I haven't read Upton Sinclair's "Oil" which "There will be blood" is based on but I understand that the main character in the movie is depicted as being far more demonic than the character shown in the book. So apparently it's the screenwriter who we can heap scorn upon here and not the novelist responsible for the original source material.

Paul Thomas Anderson, the screenwriter, has borrowed a page from the second half of "Citizen Kane" where a multi-dimensional character suddenly morphs into a one-dimensional bad guy. But in "There will be Blood", our anti-hero, Daniel Plainview, played by Daniel Day-Lewis, is one-dimensional throughout! There seems to be a mantra uttered these days that Day-Lewis's performance is a masterpiece and he deserves the Oscar. Except for a few dramatic angry outbursts, Day-Lewis's performance appears to me as entirely one-note! That's really the fault of the screenwriter, who believes in the "I'm not OK—you're not OK" school of screen writing. Make your character someone who openly admits that he has contempt for everybody and also (unconsciously) dislikes himself.

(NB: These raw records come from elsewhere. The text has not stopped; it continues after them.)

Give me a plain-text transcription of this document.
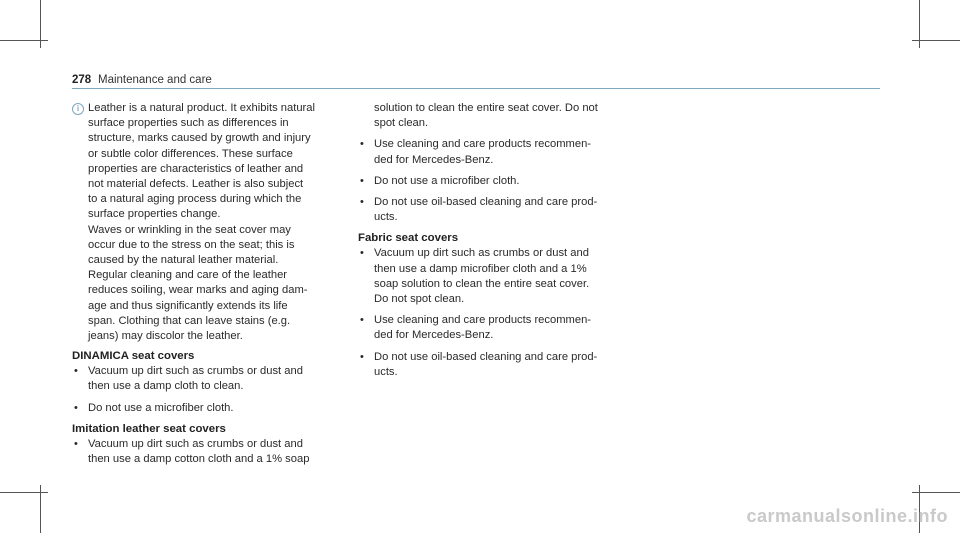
278 Maintenance and care
i Leather is a natural product. It exhibits natural
surface properties such as differences in
structure, marks caused by growth and injury
or subtle color differences. These surface
properties are characteristics of leather and
not material defects. Leather is also subject
to a natural aging process during which the
surface properties change.
Waves or wrinkling in the seat cover may
occur due to the stress on the seat; this is
caused by the natural leather material.
Regular cleaning and care of the leather
reduces soiling, wear marks and aging dam-
age and thus significantly extends its life
span. Clothing that can leave stains (e.g.
jeans) may discolor the leather.

DINAMICA seat covers
• Vacuum up dirt such as crumbs or dust and
then use a damp cloth to clean.
• Do not use a microfiber cloth.
Imitation leather seat covers
• Vacuum up dirt such as crumbs or dust and
then use a damp cotton cloth and a 1% soap

solution to clean the entire seat cover. Do not
spot clean.

• Use cleaning and care products recommen-
ded for Mercedes-Benz.
• Do not use a microfiber cloth.
• Do not use oil-based cleaning and care prod-
ucts.
Fabric seat covers
• Vacuum up dirt such as crumbs or dust and
then use a damp microfiber cloth and a 1%
soap solution to clean the entire seat cover.
Do not spot clean.
• Use cleaning and care products recommen-
ded for Mercedes-Benz.
• Do not use oil-based cleaning and care prod-
ucts.
carmanualsonline.info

Anderson's Plainview is a metaphor for big business past and present. It's a puerile view of American business and American businessmen since no one is like that in real life. Evil characters need to have likable and hence charismatic characteristics—they attain their objectives by seducing their constituents (e.g. Tony Soprano). One wonders how such a surly and nasty character as Plainview actually succeeds. Notice how the peripheral characters in this film have virtually nothing to say—they are completely underdeveloped. The screenwriter is content to explore only his relationships with three main characters, his son, Eli, the minister and his pseudo half-brother (who he ends up killing after he realizes that the man is really a con artist).

One wonders why Plainview has to be so demonic and unlikable. Would a person whose main goal is to be successful jeopardize his entire career by murdering the man who pretended to be his brother? Would a person who purportedly did everything for his handicapped son throughout the boy's childhood suddenly turn around and disown him simply because he wants to move away with his wife and start his own company in Mexico? And finally, does it make ANY SENSE AT ALL that he would risk imprisonment by murdering the minister who comes begging to him after he's lost all his money in the stock market crash? I understand that Plainview was getting back at Eli for humiliating him after he was forced to undergo Baptism in order to lease the land from one of the parishioners, but to suddenly murder the fellow with a bowling pin at the end made no sense at all!

"There will be blood" is melodrama which descends into cheap propaganda. While Daniel Day-Lewis will probably win for best actor (and I don't think he should), my prediction is that this picture will not win the Oscar. The truth of the matter is that it's too much of a downer—and downers don't win Oscars!